Tarkeeb Gate House and Garden focused on improving the lives of campus workers by providing space for reprieve, refreshment and spatial delight. Shade, seating and the provision of cool, clean drinking water serve as the primary program. Elevating the design and accommodation of these basic amenities conveys our respect and appreciation for the worker’s contribution to our community.
The design references and transforms regional vernaculars to mitigate solar gain through passive cooling strategies. Commonly understood as an architectural screen associated with privacy and shadows, the term mashrabiya derives from the original Arabic word mashrab, meaning a place to drink water. This project incorporates both meanings of the word to provide shade as well as a public water source, or mae sabeel.
A new exterior parasol composed of steel bar-grate and inspired by local mashrabiya precedent shades the air-conditioned interior while simultaneously creating a pair of shaded, exterior living spaces. On the north side the parasol shades an observation porch adjacent to the parking gate while providing the guard cross-ventilation and visual access. A second, larger, shaded garden space on the south provides respite and water for the often, under-appreciated members of the campus community, including the guards and landscape workers who toil long hours in the sun.

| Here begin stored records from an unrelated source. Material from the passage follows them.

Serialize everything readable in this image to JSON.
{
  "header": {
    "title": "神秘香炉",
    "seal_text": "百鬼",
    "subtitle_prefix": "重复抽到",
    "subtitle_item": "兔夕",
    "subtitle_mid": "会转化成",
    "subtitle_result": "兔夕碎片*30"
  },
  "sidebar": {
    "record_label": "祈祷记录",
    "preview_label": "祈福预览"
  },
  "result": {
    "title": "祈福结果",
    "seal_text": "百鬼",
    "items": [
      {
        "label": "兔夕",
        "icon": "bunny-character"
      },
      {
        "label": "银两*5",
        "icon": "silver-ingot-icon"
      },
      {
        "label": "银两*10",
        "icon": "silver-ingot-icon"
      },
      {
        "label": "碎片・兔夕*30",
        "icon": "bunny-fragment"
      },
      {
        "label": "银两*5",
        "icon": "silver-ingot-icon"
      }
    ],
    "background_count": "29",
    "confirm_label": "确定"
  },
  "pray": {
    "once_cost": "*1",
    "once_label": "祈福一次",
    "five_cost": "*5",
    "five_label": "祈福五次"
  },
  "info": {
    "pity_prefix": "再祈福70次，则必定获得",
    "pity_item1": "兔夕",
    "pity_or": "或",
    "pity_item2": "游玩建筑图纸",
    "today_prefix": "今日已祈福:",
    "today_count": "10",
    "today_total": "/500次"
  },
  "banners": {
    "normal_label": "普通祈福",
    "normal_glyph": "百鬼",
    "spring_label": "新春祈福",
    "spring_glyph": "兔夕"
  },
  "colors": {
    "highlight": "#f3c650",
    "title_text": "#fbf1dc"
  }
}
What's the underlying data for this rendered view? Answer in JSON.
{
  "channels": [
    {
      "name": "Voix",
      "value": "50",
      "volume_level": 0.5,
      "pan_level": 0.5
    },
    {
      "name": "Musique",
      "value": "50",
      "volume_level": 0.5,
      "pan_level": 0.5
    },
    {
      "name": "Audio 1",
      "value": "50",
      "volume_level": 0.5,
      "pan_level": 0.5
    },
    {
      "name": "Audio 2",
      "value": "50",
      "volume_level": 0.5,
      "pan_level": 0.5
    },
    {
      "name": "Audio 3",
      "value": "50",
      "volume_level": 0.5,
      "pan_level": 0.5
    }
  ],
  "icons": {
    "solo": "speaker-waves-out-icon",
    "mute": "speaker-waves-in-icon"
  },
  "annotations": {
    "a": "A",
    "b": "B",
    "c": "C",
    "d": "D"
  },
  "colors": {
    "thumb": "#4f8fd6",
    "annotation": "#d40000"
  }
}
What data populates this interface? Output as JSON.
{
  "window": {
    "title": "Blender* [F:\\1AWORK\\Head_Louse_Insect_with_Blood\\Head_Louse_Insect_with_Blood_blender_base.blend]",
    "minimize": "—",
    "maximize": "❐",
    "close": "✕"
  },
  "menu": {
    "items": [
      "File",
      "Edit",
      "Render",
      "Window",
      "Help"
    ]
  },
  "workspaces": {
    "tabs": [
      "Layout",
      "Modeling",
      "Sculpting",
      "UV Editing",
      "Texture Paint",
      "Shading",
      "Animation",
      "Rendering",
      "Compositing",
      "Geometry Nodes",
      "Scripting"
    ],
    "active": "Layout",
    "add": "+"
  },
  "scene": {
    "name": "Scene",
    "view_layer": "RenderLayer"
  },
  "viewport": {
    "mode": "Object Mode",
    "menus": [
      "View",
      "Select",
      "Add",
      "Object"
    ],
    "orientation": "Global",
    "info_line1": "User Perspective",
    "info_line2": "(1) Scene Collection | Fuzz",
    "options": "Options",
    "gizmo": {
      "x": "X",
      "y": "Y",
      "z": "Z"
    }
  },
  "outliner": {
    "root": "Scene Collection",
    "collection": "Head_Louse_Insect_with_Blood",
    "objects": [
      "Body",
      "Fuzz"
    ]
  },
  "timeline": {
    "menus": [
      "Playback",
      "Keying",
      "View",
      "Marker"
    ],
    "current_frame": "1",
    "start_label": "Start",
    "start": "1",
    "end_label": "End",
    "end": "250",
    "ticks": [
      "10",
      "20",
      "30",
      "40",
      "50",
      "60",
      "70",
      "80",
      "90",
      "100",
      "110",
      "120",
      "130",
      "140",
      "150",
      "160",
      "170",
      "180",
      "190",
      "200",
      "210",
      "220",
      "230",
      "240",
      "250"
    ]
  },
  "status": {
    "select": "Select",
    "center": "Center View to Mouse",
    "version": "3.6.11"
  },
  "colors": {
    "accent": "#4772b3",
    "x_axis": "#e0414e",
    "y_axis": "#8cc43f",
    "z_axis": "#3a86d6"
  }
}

Fourteen of the eighteen students involved in the project are female, reflecting the 80% female-to-male student ratio in the architecture program at large. The immersive and diverse lessons these young women experienced during the design and construction process will have an out-sized impact beyond the immediate influence of the project. By demonstrating capability and confidence in design and actual fabrication, the students have challenged preconceptions and gender norms prevalent in the region. While firmly rooted in the discipline of architecture, this experience transcends professional boundaries to contribute to the transformation of a society.